Chief Kammardener and other top officials come up with these scenarios to train the city’s first responders. Often, they pluck their storylines from real life. When intelligence surfaced within the department about a possible threat against the subway tunnels, they did an exercise in the Brooklyn-Battery Tunnel. In the past, they’ve simulated a terrorist attack on the Statue of Liberty, chemical weapons on the subways, and a bus hostage situation, among other scenarios.

The question the leaders of this division deal with every day is: How do you train for anything? The answer, they say, is to get every officer prepared with a basic skill set and then plant unforeseen circumstances in the training.

“We don’t want them getting used to this,” a lieutenant with the Emergency Service Unit, Kenneth Beatty, says.

The exercises often take place away from Floyd Bennett Field in Brooklyn, where the units are based. In fact, as many real-life structures as possible are used. Units have trained at Lincoln Center, Broadway theaters, and in the subway system. A group trained on the Roosevelt Island Tram in the last few years, an exercise that proved helpful when the system stalled because of a mechanical malfunction in April. The police department led that operation, and Emergency Service Unit officers rescued every passenger without incident.

Not far from the waterfront where the ferry rescue operation took place, another Emergency Service Unit team was preparing for a different exercise. This time, they were storming a school where several students had taken over in a “Columbine-type incident.”

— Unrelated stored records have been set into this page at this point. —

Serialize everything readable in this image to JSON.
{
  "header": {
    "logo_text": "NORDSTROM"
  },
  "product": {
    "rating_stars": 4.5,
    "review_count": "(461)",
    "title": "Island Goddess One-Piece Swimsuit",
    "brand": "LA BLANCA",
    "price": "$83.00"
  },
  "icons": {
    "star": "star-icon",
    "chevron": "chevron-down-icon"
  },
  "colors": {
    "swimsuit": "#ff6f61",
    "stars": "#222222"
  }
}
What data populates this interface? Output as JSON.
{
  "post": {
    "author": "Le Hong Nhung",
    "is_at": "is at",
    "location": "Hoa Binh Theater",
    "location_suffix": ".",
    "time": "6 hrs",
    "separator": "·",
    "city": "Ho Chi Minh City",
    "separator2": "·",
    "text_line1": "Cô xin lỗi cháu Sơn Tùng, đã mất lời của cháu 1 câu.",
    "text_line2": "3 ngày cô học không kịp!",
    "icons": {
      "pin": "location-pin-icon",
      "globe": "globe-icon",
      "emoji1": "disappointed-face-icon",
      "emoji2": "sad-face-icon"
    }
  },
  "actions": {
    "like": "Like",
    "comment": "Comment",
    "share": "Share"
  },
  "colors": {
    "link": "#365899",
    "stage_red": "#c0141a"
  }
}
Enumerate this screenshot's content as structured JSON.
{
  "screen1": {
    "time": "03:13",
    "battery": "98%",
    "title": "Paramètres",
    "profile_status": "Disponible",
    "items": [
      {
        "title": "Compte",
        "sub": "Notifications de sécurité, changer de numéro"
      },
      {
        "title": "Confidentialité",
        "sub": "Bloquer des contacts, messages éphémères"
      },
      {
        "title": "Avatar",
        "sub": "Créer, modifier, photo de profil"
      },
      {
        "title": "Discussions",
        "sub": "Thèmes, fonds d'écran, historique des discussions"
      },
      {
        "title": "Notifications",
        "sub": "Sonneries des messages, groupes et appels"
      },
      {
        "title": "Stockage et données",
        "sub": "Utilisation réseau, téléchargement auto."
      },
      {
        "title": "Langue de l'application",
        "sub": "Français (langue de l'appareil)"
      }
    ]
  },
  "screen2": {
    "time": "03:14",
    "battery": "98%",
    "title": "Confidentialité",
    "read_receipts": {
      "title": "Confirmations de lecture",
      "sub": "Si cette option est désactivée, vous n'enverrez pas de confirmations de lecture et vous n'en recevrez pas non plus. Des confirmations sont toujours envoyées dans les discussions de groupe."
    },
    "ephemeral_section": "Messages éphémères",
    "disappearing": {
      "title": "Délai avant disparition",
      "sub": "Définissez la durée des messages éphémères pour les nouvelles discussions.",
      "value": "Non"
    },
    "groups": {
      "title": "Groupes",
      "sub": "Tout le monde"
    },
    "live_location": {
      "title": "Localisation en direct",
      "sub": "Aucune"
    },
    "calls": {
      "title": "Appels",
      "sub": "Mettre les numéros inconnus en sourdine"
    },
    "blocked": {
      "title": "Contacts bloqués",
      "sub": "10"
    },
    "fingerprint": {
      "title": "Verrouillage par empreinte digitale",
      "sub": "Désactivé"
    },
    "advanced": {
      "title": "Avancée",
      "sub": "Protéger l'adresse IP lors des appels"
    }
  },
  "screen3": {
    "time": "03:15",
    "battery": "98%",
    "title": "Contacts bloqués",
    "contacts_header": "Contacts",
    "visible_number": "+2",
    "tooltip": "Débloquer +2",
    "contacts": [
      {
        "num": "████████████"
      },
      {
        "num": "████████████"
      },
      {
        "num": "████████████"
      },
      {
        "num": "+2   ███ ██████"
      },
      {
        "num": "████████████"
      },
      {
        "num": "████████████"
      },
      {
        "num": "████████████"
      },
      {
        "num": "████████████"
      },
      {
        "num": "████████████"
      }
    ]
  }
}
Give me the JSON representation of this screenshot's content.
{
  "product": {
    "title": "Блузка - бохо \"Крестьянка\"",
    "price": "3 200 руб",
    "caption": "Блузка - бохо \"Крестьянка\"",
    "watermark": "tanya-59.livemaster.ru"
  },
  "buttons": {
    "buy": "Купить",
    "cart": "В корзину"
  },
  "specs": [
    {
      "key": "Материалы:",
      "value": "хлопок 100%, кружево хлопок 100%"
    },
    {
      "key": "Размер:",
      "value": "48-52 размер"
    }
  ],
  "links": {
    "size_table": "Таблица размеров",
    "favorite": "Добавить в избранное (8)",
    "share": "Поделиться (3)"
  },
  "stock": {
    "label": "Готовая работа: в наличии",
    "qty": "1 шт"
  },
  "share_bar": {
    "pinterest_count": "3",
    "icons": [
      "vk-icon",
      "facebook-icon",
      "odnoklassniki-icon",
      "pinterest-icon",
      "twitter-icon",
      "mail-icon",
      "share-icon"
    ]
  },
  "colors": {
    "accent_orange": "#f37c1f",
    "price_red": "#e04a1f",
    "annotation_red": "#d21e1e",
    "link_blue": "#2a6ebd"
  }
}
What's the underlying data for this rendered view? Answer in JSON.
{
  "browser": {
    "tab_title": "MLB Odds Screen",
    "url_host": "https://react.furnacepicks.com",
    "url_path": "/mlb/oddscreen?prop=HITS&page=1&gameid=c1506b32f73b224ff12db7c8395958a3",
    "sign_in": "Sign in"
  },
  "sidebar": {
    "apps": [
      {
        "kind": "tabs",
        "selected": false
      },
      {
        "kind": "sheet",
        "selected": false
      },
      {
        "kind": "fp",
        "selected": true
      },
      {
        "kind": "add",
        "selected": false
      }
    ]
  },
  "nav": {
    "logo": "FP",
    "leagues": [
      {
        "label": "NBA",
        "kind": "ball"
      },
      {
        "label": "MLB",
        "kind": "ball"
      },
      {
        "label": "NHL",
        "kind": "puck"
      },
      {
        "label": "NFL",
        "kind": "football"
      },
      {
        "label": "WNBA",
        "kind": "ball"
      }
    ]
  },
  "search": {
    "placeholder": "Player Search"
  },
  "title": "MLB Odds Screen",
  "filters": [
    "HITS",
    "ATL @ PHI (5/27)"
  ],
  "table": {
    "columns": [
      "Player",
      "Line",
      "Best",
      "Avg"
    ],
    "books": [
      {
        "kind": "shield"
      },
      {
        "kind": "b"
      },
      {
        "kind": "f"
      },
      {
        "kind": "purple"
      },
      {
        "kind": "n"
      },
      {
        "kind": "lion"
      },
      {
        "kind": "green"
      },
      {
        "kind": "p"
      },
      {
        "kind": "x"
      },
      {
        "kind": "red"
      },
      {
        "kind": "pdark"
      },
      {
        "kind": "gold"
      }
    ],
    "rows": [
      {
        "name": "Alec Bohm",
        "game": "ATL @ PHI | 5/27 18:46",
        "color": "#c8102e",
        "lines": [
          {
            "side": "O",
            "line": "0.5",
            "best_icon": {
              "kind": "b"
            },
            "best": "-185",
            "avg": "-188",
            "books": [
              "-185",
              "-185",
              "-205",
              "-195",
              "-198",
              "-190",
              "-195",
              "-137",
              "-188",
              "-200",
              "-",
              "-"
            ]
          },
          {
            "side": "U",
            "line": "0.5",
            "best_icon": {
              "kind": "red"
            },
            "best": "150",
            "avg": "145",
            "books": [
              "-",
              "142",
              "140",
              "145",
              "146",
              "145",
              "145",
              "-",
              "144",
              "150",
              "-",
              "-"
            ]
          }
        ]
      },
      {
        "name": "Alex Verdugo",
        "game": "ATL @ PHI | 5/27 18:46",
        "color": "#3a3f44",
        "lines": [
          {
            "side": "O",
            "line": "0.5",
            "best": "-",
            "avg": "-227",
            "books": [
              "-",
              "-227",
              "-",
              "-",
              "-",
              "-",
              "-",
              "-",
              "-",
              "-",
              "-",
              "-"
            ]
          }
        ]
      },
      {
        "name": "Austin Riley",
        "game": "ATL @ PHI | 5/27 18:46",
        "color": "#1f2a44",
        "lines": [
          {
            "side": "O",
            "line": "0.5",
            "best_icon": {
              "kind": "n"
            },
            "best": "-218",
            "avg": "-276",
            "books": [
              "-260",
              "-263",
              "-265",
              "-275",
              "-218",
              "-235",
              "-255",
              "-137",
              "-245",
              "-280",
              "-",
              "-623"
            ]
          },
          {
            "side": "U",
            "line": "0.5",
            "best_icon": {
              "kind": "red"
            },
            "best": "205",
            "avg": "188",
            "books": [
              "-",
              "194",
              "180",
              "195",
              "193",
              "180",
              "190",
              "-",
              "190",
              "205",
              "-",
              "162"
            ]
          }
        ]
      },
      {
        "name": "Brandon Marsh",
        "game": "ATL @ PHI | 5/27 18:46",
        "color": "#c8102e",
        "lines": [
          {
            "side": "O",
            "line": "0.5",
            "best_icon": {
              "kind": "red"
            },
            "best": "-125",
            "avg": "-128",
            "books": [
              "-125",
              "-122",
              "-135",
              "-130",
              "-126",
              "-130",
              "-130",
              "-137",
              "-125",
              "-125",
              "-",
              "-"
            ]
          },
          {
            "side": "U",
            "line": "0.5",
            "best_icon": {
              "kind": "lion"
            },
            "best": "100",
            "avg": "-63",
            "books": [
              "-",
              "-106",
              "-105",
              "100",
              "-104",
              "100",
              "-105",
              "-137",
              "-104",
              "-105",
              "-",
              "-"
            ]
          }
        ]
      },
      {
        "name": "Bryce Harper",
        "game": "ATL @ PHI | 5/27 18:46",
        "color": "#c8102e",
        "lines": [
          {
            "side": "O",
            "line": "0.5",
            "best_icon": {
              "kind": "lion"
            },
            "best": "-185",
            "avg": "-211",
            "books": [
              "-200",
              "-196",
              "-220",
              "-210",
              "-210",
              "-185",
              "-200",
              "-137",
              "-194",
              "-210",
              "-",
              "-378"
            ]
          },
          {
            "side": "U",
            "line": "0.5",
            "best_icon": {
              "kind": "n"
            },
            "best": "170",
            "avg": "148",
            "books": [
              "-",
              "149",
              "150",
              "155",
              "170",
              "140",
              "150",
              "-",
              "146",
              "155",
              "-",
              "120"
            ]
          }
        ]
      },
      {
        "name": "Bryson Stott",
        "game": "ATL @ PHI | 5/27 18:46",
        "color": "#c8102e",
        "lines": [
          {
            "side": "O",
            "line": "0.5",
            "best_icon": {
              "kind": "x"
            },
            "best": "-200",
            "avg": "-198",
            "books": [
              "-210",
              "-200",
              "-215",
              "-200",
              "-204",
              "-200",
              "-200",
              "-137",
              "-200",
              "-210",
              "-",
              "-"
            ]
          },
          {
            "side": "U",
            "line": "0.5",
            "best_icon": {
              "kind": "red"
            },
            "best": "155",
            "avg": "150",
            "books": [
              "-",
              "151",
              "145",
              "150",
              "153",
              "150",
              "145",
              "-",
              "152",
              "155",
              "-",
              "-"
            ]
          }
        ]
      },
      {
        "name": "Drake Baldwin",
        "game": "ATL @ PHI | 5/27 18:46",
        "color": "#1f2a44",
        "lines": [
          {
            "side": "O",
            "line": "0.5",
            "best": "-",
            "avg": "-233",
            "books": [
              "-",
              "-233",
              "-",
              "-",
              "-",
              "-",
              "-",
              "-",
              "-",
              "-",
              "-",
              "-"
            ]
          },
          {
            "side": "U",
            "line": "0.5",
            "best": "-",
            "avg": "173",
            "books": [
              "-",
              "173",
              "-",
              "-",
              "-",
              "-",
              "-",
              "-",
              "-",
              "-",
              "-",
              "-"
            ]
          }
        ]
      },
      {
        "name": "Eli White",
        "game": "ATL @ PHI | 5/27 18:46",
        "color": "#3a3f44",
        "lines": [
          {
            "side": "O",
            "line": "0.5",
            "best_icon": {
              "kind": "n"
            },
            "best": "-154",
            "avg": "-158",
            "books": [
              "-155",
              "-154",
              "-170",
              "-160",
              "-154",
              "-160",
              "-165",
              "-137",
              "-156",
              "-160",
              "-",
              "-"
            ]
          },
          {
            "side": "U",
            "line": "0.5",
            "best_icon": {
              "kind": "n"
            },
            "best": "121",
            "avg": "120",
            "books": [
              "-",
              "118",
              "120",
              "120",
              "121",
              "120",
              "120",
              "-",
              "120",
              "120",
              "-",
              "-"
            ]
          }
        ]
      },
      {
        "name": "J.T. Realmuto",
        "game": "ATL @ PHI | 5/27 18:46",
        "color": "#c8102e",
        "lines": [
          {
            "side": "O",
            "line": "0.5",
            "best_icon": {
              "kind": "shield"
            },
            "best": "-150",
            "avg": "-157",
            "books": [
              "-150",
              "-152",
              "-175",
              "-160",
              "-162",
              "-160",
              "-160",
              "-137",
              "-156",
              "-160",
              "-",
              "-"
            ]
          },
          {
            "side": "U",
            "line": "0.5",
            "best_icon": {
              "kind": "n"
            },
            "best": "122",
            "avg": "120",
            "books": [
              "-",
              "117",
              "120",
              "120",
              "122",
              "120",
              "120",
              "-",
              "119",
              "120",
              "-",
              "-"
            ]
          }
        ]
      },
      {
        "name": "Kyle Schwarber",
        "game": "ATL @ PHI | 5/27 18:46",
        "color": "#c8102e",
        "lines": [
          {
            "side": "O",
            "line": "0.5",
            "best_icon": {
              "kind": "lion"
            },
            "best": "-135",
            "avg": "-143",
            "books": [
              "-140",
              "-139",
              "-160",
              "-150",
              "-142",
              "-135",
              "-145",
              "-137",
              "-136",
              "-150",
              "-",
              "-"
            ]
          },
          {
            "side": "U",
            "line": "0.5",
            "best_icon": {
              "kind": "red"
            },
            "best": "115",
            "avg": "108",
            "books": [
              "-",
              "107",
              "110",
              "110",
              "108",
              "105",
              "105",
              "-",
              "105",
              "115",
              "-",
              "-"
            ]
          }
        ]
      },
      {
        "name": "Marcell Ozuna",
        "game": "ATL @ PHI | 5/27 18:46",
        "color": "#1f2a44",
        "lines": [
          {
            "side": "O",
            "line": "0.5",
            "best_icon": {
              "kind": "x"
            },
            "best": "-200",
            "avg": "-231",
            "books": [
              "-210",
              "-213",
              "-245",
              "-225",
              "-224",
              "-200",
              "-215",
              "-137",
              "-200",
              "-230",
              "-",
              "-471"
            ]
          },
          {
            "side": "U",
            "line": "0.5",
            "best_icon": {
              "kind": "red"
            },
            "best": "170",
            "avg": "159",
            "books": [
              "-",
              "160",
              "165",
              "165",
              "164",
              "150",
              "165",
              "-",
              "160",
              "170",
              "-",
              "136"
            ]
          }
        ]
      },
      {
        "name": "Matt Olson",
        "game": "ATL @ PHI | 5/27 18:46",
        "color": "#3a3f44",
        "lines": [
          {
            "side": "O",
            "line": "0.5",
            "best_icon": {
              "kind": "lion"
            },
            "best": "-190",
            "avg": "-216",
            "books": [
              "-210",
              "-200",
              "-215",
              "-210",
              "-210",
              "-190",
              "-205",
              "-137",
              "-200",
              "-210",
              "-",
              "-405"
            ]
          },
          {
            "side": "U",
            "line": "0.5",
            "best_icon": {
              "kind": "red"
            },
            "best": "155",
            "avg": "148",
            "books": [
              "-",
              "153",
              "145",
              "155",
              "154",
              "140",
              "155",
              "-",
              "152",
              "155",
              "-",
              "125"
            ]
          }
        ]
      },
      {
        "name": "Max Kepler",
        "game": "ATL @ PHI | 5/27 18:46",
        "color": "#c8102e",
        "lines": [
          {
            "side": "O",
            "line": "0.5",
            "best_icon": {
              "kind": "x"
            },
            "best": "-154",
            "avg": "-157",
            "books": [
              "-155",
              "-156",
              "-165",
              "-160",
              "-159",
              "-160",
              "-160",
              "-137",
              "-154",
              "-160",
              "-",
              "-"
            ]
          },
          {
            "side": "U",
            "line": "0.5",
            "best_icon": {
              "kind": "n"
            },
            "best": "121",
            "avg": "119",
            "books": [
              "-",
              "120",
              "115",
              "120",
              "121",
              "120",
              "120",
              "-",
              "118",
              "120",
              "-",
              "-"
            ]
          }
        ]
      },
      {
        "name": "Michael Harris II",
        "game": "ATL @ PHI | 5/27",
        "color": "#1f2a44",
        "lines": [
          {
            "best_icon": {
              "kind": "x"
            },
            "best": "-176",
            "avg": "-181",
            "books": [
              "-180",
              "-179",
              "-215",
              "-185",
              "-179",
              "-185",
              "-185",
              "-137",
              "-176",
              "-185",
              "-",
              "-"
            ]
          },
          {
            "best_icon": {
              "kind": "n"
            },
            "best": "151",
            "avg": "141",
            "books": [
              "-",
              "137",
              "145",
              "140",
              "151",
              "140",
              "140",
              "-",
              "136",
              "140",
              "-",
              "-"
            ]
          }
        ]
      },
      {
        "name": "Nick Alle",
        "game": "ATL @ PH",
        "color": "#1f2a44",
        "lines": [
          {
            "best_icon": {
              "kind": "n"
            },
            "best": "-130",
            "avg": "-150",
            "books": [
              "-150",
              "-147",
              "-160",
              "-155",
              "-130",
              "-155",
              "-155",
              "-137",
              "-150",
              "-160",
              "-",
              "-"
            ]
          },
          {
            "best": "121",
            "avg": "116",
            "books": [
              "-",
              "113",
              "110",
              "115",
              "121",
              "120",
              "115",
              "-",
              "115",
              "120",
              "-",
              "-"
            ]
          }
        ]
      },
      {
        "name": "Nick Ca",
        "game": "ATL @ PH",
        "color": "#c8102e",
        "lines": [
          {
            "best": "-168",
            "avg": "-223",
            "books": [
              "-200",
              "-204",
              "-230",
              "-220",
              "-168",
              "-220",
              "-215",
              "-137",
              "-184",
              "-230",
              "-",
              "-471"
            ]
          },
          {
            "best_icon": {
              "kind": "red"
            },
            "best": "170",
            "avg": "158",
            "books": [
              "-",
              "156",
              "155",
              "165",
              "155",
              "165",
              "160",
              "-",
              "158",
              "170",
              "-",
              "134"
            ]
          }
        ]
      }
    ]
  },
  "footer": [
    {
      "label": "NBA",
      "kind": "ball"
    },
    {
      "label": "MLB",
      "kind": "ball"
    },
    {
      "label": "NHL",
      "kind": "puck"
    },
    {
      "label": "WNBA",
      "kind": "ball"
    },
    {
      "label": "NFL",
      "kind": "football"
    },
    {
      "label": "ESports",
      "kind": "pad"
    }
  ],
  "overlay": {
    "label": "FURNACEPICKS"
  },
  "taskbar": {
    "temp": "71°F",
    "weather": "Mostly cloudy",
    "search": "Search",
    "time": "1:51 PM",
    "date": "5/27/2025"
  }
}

The units don’t know where they will encounter threats. They only know the location of the hostages, Lieutenant Beatty says.

The training never ends for these officers. An ESU officer spends scores of hours in the classroom and at locations around the country for specialized training every year. The unit does about 140 hours of Hazmat training alone to get certified for everything from disposal of hazardous chemicals to dealing with a weapon of mass destruction. On-site at Floyd Bennett Field are realistic training spaces, including an old Redbird train and a simulated disaster scene featuring overturned cars and rubble.

The daily bread for ESU officers is not, however, all the stuff of an action film. They also deal with gas line breaks, people pinned in cars, and serving warrants to dangerous criminals. The 400 or so officers are split up into eight trucks spread throughout the city. Their “Radio Emergency Patrol” trucks have Jaws of Life, giant air bags that can lift a train from the tracks, and an arsenal of weapons.

“You have to train for everything,” Chief Kammardener says. “And we have to do it while remaining completely operational in the city.”